Mereka menegaskan bahwa masyarakat membutuhkan bukti nyata dari kinerja aparatur pemerintah, terutama dalam bentuk pelayanan publik yang lebih cepat, efektif, dan responsif terhadap kebutuhan warga.
Anggota Komisi III DPRD Pekanbaru, M Sabarudi ST, secara tegas menyampaikan harapannya agar pejabat yang baru dilantik tidak hanya tampil percaya diri secara simbolik, tetapi juga mampu membuktikan kapasitasnya melalui kerja nyata di lapangan.
Ia menilai bahwa jabatan yang diemban harus diiringi dengan tanggung jawab yang besar terhadap peningkatan kualitas pelayanan kepada masyarakat.
“Kita minta speednya harus lebih baik dari yang lama. Terutama untuk pelayanan masyarakat,” pinta Sabarudi, Kamis (2/4/2026) kepada Tribunpekanbaru.com.
Sebagai politisi senior dari PKS, Sabarudi juga menekankan bahwa jabatan yang diberikan kepada ASN Pemko Pekanbaru merupakan amanah yang harus dijalankan dengan penuh integritas dan tanggung jawab.
Ia mengingatkan bahwa kepercayaan yang telah diberikan oleh masyarakat tidak boleh disia-siakan, dan harus dijaga melalui kinerja yang profesional dan berorientasi pada hasil.
“Intinya kami titipkan, pejabat-pejabat yang dilantik kemarin, jangan sampai mengecewakan kepercayaan masyarakat,” harap Sabarudi lagi.
Lebih lanjut, ia mengingatkan agar para pejabat tidak terjebak dalam pola kerja yang stagnan atau cenderung malas, karena hal tersebut dapat berdampak langsung pada menurunnya kualitas pelayanan publik.
Ia menegaskan bahwa kekecewaan masyarakat seringkali muncul akibat lambannya respons pemerintah dalam menangani berbagai persoalan yang ada.
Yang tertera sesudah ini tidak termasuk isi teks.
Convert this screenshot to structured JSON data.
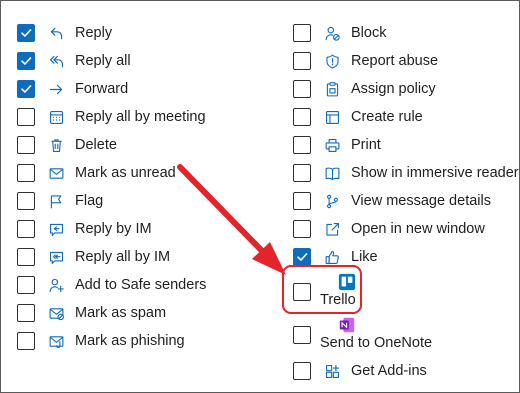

Oleh karena itu, para pejabat diminta untuk mampu menghadirkan inovasi serta terobosan baru dalam meningkatkan kinerja organisasi, termasuk dalam mengelola dan mengoptimalkan peran para staf di bawahnya.
Dengan kepemimpinan yang adaptif dan progresif, diharapkan setiap unit kerja dapat berkontribusi maksimal dalam mencapai target pembangunan daerah.
Dengan demikian, seluruh program yang telah dirancang oleh Wali Kota dan Wakil Wali Kota Pekanbaru, Agung-Markarius, dapat berjalan secara optimal dan tepat sasaran.
Implementasi program tersebut diharapkan tidak hanya bersifat administratif, tetapi benar-benar memberikan dampak nyata terhadap percepatan pembangunan di Kota Pekanbaru serta mampu menjawab berbagai persoalan yang dihadapi masyarakat secara menyeluruh dan berkelanjutan.